I salute you, Uncle Owen!
:shock: *cough* WELL then.... that was information intake at its most interesting...
PostedWed Sep 21, 2005 11:09 pm
by snado
Jabe Adaks wrote:Porkins will always be king!!!
Plus he is the one guy that totally breaks the mold on action figures... literally..
"Porkins you're coming in too fat! .... Stay on target."
Jabe
Editing classes please.... I gotta learn how to do that... /worship jabe
PostedFri Sep 30, 2005 5:13 am
by Sepiv
My vote would be ever-clueless-and-on-the-one-plan Gold 5, aka "Stay on Target" boy.
Your wingmen are basically screaming "We're big fat sitting ducks! We'll make Porkins look like a brilliant hero!" .... to which comes the one and only response:
"Stay on target"
After which, once wingman one is blown and wingman two joins him, notice he gets the hell out of the trench?
"Gold 5 to Red Leader....lost dipshit one and dipshit two...they came from behind!" *BOOM*
Hmmm, anybody consider sending in one team of 3 fighters, then chase the 3 TIEs with your next team of 3 to get them off your backs? Just a thought...just thinking here out loud and all...
"Stay on target"
PostedFri Sep 30, 2005 12:50 pm
by Hashum
What about Crix Madine? He's like a double agent spy, I always loved his character, although it's too bad he had to die in Darksaber.

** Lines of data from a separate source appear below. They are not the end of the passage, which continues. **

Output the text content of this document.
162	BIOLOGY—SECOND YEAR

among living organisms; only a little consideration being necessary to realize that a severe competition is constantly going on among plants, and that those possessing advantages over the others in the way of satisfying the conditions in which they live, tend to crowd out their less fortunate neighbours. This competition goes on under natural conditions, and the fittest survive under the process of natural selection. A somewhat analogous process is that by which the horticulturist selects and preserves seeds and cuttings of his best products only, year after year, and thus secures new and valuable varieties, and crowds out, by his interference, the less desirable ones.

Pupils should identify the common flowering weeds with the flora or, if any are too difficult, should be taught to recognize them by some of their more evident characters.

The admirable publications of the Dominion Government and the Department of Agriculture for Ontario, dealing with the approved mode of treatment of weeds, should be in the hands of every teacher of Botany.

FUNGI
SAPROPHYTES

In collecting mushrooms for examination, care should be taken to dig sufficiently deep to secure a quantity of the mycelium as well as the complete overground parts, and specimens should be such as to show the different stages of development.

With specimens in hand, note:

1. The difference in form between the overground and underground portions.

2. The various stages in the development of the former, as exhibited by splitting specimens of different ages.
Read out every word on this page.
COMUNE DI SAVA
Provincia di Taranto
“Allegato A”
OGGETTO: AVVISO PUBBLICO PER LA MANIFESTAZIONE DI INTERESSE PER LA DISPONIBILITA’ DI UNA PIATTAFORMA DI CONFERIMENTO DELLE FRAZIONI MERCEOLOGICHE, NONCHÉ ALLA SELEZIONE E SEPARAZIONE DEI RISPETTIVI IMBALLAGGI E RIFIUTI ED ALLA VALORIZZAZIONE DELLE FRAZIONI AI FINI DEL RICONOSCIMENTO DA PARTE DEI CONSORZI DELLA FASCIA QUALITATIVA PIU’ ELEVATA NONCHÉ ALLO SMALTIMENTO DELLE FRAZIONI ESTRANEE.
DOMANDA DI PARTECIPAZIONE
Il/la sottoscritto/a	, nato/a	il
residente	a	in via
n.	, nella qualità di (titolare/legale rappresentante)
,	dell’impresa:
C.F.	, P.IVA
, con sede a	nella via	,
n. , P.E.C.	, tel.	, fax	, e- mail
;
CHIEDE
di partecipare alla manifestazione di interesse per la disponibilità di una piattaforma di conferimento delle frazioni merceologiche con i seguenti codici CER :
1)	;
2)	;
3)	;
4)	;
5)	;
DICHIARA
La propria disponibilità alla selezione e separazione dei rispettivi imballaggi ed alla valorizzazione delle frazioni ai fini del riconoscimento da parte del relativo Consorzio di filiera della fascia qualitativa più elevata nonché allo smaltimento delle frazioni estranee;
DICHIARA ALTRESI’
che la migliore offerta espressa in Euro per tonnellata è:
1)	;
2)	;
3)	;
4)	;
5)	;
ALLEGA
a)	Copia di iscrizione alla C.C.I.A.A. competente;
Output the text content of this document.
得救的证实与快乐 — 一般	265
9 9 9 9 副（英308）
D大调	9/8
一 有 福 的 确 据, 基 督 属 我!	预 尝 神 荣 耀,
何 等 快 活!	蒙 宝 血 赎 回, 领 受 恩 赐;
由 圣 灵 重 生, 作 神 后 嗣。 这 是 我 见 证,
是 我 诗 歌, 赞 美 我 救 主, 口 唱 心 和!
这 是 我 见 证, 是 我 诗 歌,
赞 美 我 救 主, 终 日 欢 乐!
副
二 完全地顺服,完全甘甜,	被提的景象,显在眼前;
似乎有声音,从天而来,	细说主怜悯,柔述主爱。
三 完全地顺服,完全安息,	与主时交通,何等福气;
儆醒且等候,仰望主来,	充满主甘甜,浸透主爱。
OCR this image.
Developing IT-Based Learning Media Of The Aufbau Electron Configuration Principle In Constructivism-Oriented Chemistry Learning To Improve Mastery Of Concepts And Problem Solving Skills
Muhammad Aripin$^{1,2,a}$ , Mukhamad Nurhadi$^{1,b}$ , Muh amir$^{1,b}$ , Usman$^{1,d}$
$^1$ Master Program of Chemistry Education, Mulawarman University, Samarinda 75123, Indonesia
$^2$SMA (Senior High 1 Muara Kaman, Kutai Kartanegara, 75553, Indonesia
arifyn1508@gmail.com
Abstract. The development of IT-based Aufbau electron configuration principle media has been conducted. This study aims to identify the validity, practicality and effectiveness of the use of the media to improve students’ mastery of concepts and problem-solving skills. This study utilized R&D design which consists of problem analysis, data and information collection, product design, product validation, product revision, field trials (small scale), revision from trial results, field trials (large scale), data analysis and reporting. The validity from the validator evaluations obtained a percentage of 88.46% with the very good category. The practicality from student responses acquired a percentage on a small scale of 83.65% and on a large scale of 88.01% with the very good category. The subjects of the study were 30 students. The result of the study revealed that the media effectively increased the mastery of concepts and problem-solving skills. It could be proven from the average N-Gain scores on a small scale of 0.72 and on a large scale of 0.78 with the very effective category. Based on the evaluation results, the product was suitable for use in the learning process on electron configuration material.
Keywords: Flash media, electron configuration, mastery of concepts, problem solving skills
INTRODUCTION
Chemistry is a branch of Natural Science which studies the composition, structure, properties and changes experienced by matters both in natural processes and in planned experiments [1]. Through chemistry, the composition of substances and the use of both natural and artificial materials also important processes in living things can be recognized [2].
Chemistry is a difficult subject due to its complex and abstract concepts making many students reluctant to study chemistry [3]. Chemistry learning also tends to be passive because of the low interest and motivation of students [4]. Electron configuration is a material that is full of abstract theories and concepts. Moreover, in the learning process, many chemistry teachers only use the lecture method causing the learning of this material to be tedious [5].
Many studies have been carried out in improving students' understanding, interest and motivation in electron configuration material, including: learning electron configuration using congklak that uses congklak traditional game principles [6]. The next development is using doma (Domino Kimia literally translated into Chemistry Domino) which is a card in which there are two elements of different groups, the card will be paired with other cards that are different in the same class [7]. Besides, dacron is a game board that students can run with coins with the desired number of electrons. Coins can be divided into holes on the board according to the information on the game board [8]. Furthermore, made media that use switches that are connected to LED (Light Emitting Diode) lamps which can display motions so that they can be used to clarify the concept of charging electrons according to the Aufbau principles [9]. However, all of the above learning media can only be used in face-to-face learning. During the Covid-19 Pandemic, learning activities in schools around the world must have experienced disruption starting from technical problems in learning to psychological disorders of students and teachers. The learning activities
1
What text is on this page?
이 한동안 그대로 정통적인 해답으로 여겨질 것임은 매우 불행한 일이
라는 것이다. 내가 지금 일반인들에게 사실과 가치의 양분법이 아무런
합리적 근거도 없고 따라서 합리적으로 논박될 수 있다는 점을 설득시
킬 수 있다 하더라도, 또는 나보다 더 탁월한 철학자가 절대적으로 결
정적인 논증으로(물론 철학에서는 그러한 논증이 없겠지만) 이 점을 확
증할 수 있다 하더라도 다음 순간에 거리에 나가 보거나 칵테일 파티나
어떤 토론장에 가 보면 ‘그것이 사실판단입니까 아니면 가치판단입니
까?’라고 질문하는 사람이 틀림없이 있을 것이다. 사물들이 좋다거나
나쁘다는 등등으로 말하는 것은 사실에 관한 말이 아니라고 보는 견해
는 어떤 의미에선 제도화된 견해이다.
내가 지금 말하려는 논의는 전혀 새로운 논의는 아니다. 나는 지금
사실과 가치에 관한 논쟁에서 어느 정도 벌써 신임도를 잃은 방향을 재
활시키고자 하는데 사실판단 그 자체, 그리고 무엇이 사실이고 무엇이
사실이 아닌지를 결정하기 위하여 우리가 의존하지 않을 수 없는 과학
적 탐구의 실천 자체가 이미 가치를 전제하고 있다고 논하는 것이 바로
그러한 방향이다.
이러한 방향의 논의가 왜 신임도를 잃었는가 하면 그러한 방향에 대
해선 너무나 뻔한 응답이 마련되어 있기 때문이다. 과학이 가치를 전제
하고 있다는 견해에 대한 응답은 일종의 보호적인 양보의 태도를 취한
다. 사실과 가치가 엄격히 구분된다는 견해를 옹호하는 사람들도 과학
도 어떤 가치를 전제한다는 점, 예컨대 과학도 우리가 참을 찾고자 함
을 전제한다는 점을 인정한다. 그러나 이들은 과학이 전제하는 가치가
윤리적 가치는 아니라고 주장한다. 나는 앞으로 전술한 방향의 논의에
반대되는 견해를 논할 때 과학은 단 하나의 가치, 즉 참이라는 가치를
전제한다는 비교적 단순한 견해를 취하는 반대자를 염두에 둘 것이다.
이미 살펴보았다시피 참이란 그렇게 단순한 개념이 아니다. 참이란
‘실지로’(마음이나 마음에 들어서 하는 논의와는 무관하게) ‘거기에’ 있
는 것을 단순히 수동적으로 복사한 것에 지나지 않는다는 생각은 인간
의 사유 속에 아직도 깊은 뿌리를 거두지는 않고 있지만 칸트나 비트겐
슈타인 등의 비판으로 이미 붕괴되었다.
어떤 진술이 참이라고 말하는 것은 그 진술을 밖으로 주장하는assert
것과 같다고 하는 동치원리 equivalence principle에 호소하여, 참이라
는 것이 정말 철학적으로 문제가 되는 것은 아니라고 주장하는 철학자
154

PostedFri Sep 30, 2005 2:31 pm
by Sepiv
Hashum wrote:What about Crix Madine? He's like a double agent spy, I always loved his character, although it's too bad he had to die in Darksaber.
And he had frumpy hair. :-)
PostedMon Oct 10, 2005 7:41 pm
by Colour_Shifter
For some reason I can't really think of any characters but Boba Fett hands down. He's the ultimate Star Wars character.
Going into the books. The Aar'aa has to be one of the coolest alien species. They are in... I think it was the Han Solo Trilogy. Book Three. One of the last chapters and I'd say the highlight of the entire trilogy.
PostedMon Oct 10, 2005 10:03 pm
by Aknal Dreidel
I like Durge, second most prolific Jedi Killer, 2nd to Grievous(Who I also like). Guy lived for almost 2000 years, survived the Jedi Sith wars, survived mandalorians, joined the clone wars for the simple joy of killing mandalorians.